La Politica cieca al bisogno di nuovo
di Guido Carandini Rep. 021199
Ma perché non ce ne importa niente? Siamo forse diventati qualunquisti noi cittadini insofferenti (attenzione: anche di sinistra), oppure "qualunque" è diventata la politica italiana nel senso che non ha più capo né coda, né direzione, né qualità? Non è forse questo un nodo serio da analizzare invece dei finti dissapori che rivelano un plateale disinteresse per i problemi reali del paese? Perché una politica fatta così non porta proprio da nessuna parte, né a destra né a sinistra, ma solo indietro rispetto agli altri paesi dell'Unione Europea attivamente impegnati, con le sinistre al governo, a innovare quasi tutto.
Ognuno di noi che si dichiari insofferente dell'attuale confusione politica ha fatto parte, un tempo, del vecchio mondo comunista o fascista, socialista o cattolico o liberale, poco importa. Ma restare aggrappati a quel tempo e trattarlo come attuale invece che come un passato remoto, significa illudersi o fingere di vivere ancora in una realtà scomparsa. Forse non più quella delle ideologie estreme, del Piano contrapposto al Mercato, ma neppure la realtà della socialdemocrazia opposta al liberismo sfrenato.
Tanto per cominciare la politica non è mai stata così ancella dell'economia come oggi, così "sovrastruttura" subalterna alle superpotenze finanziarie, industriali e commerciali (che Marx sia avanti a noi e non dietro?). Le hanno tagliato le ali dei voli ideologici lo sviluppo scientifico (dunque culturale) e le innovazioni tecnologiche. Non le "rivoluzioni" politiche ma l'elettronica, la chimica o la biologia, che stanno unificando il mondo con rapidità inaudita, hanno trasformato l'economia a tal punto da farle sottomettere la politica, mutandola da fine a mezzo.
Quando la politica si è opposta a questo cambiamento epocale è stata sonoramente sconfitta (come nei regimi comunisti). Quando oppone resistenza, delle due l'una: o si impantana nella corruzione e nella tirannide o si immiserisce nelle risse personali.
Infatti oggi sono i gruppi sociali che una volta erano tipicamente deboli e quindi meritevoli di assistenza, a essere relativamente i più forti. Sono quelli cioè degli occupati sindacalmente protetti, degli impiegati pubblici, dei titolari di pensione.

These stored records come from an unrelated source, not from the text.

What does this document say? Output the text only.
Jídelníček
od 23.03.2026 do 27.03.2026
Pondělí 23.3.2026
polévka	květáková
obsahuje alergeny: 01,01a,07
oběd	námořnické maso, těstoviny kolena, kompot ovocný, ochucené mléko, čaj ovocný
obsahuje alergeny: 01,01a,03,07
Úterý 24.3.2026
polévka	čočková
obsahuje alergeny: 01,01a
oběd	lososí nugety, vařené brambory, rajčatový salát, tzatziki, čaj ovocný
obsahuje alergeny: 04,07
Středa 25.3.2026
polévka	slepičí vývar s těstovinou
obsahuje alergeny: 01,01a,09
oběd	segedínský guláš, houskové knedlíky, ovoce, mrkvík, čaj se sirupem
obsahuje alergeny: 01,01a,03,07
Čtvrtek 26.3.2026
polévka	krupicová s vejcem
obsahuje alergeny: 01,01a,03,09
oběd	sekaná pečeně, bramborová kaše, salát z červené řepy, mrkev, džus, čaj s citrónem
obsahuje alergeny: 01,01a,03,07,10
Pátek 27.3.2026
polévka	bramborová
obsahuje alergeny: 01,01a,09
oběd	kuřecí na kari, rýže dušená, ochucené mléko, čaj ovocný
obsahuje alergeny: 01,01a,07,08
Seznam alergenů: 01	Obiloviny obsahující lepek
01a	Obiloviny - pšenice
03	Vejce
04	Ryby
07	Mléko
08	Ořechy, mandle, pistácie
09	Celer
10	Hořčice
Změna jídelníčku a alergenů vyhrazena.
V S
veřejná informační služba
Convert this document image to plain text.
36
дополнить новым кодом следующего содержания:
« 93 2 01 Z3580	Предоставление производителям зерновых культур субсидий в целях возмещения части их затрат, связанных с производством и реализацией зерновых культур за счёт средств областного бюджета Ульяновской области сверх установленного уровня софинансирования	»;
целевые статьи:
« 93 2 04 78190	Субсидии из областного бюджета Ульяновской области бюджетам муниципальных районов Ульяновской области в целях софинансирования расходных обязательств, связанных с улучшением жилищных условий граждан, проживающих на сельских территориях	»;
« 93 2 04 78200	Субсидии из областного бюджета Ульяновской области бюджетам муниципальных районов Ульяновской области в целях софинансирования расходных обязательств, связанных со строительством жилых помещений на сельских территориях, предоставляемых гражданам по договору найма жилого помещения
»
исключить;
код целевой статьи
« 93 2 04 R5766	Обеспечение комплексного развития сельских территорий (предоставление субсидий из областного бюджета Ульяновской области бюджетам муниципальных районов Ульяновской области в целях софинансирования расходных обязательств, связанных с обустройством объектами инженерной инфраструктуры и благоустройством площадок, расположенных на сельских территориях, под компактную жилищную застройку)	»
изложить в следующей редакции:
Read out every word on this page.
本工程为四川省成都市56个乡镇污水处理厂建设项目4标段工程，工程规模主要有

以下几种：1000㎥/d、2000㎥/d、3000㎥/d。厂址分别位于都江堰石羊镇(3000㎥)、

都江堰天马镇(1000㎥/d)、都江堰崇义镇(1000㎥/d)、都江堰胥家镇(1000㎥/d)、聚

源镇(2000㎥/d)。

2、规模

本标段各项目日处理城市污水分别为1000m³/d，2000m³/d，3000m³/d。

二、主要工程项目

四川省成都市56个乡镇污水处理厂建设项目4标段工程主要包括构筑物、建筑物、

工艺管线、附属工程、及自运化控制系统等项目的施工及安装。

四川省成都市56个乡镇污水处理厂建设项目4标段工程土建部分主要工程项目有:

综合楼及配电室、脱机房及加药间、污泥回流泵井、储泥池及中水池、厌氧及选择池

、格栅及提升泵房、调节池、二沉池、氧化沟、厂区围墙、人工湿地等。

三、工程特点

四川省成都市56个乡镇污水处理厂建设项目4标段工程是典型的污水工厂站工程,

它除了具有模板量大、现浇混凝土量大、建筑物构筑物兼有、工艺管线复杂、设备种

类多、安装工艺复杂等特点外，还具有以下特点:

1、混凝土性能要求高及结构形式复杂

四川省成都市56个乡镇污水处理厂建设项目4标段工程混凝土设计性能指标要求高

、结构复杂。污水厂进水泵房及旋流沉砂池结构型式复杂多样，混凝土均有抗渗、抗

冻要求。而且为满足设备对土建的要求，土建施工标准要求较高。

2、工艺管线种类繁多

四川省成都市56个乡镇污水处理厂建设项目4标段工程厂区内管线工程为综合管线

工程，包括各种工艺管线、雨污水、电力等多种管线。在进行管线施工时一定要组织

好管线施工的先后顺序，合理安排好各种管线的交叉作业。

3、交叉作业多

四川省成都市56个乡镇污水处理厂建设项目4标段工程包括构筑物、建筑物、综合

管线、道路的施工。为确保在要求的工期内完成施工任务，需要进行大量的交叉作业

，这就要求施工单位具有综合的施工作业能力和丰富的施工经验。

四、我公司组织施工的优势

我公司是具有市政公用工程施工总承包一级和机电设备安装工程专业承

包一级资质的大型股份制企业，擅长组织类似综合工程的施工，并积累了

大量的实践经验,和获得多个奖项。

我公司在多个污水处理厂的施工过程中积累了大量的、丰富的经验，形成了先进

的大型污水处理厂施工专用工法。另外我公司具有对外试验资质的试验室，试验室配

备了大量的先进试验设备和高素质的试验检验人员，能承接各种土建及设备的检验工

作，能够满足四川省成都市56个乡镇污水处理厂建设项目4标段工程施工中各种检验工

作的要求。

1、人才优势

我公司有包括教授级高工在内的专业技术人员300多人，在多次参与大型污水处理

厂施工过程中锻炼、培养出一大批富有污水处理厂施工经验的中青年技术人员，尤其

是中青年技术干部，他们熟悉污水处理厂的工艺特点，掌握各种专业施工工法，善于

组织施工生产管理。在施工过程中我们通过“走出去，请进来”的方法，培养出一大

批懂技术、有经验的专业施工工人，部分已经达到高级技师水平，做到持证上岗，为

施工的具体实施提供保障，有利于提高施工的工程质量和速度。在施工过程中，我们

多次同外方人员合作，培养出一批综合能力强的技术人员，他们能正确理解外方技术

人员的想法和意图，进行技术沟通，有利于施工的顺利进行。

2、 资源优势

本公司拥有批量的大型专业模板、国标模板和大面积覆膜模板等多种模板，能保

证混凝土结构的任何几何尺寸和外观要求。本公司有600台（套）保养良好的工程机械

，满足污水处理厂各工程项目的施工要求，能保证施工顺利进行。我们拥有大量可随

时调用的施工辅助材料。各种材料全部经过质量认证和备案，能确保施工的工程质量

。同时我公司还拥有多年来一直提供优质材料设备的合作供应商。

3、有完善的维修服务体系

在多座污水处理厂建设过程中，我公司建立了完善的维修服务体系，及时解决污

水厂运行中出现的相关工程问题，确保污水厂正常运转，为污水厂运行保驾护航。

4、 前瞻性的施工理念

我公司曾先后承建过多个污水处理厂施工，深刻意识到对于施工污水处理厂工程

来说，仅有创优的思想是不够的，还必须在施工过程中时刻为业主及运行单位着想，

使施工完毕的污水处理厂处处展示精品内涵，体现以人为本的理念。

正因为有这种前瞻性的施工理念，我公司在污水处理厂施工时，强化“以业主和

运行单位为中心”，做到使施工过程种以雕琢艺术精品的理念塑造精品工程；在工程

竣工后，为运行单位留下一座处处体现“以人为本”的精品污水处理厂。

Proprio da questo rovesciamento di prospettiva rispetto ai gruppi da tutelare stanno traendo ispirazione le sinistre europee che, concentrandosi su questi nuovi soggetti collettivi, guadagnano voti mentre la nostra rimane abbarbicata alla difesa corporativa dei diritti acquisiti, e quindi perde consensi.
L'attuale governo è pericolosamente in bilico fra il vecchio e il nuovo: tra il conservatorismo sindacale (operaio e padronale) e la nuova domanda di regole che rendano più liberi ed efficienti i rapporti dei cittadini con le strutture dell'amministrazione pubblica e delle imprese. D'Alema in verità esprime personalmente quella tendenza europea al nuovo stile della sinistra, a fare della politica una buona amministrazione del presente piuttosto che una mediocre gestione del passato. Se ondeggia è perché è condizionato dalla corte dei miracoli che lo circonda.
Provi allora, mi consenta il suggerimento, a rivolgersi direttamente a quei nuovi interessi collettivi che l'economia globale ha portato alla ribalta. Quando avrà dato spazio nei programmi di governo alle richieste dei giovani, dei consumatori, dei piccoli imprenditori e degli emarginati, la novità e la forza delle loro voci sommergerà il brusio dei politici sopravvissuti al diluvio della modernità. E forse allora si faranno anche le riforme e la stabilità dei governi sarà imposta da esigenze reali di continuità nell'attuazione dei programmi approvati dagli elettori.
Se l'attuale maggioranza non si renderà direttamente interprete del bisogno di nuovo - e del fastidio del vecchio - che sorge dalla società italiana, allora sarà inevitabile che la destra vinca. Purtroppo sarà una destra vecchia anch'essa, intrisa di populismo, che in Italia significa rifiuto delle regole, trasgressione continuata degli obblighi di legge, insofferenza di ogni forma di autodisciplina. E quindi si perpetuerebbe il nostro allontanamento dalle forme avanzate della convivenza civile.